Bharti Airtel reported healthy subscriber additions and a 1.5% quarter-on-quarter rise in ARPU, brokerages maintained a buy rating on the stock saying that moderating capex will support deleveraging of $7 billion over FY25-26 which should add to stock returns.
«Bharti's encouraging performance continued in 2Q with higher postpaid/4G subscriber additions, higher margin in India, higher growth in Africa and strong FCF generation being the key highlights. We maintain our rev/Ebitda estimates and expect Bharti to deliver 16/17% India revenue/EBITDA CAGR over FY24-26,» Jefferies said.
The stock was trading 0.5% down on BSE on Wednesday at Rs 910 after the company reported a 37% year-on-year fall in its net profit to Rs 1,341 crore.
While Jefferies has a target price of Rs 1,085 on the stock, CLSA sees it at Rs 1,110.
For Jefferies, Airtel beat estimates with a 7% YoY rise in revenue and 11% jump in EBITDA but profit missed estimates due to higher-than-expected tax rate and minority interest.

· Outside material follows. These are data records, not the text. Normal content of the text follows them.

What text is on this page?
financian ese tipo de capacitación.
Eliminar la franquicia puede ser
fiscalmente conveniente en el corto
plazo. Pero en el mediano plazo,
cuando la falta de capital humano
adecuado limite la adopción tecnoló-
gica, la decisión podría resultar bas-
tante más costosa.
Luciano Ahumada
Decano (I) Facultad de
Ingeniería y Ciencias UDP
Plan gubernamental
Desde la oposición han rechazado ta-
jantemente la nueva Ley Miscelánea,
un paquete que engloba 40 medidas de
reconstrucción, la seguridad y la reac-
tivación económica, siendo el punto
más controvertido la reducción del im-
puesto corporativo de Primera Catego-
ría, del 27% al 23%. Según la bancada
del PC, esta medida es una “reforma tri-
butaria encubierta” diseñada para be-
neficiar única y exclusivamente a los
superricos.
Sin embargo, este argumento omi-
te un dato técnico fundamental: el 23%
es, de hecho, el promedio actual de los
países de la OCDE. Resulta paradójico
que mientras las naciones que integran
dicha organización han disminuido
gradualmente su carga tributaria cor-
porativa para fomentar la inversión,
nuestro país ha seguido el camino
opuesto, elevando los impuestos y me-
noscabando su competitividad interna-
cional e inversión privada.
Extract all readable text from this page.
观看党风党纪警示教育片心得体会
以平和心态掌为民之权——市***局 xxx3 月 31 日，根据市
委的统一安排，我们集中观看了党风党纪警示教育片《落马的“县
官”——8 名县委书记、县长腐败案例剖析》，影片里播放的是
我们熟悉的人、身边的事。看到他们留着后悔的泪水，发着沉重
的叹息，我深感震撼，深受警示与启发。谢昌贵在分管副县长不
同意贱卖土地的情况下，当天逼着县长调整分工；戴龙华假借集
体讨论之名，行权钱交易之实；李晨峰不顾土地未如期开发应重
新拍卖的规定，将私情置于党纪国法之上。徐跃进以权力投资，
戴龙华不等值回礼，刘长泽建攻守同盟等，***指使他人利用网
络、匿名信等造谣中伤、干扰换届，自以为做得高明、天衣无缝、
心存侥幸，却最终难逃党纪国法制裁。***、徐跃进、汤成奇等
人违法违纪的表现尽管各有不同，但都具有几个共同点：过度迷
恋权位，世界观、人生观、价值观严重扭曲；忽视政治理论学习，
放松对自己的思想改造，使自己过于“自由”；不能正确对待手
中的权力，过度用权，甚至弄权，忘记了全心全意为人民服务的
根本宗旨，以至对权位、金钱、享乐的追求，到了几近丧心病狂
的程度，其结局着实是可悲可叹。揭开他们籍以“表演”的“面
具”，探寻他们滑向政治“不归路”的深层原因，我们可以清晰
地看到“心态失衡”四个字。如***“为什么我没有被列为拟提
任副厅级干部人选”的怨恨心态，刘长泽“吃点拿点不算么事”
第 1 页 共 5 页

«Bharti's capitalized capex in India mobile fell QoQ to Rs57bn, and this moderation should allay concerns over excessive capex spends by Bharti given its ongoing 5G rollouts. Bharti's consolidated FCF, adjusted for Rs80bn advance payment towards spectrum, stood at Rs57bn despite Rs97bn of cash capex in 2Q.
FCF generation will pick up as capex moderates further,» Jefferies said.
CLSA has maintained a buy rating on Airtel post Q2 results but raised the target price marginally to Rs 1110 from Rs 1100.
«The telecom major is leading India's mobile growth. It is also leading ARPU — its highest-ever postpaid subscriber gains.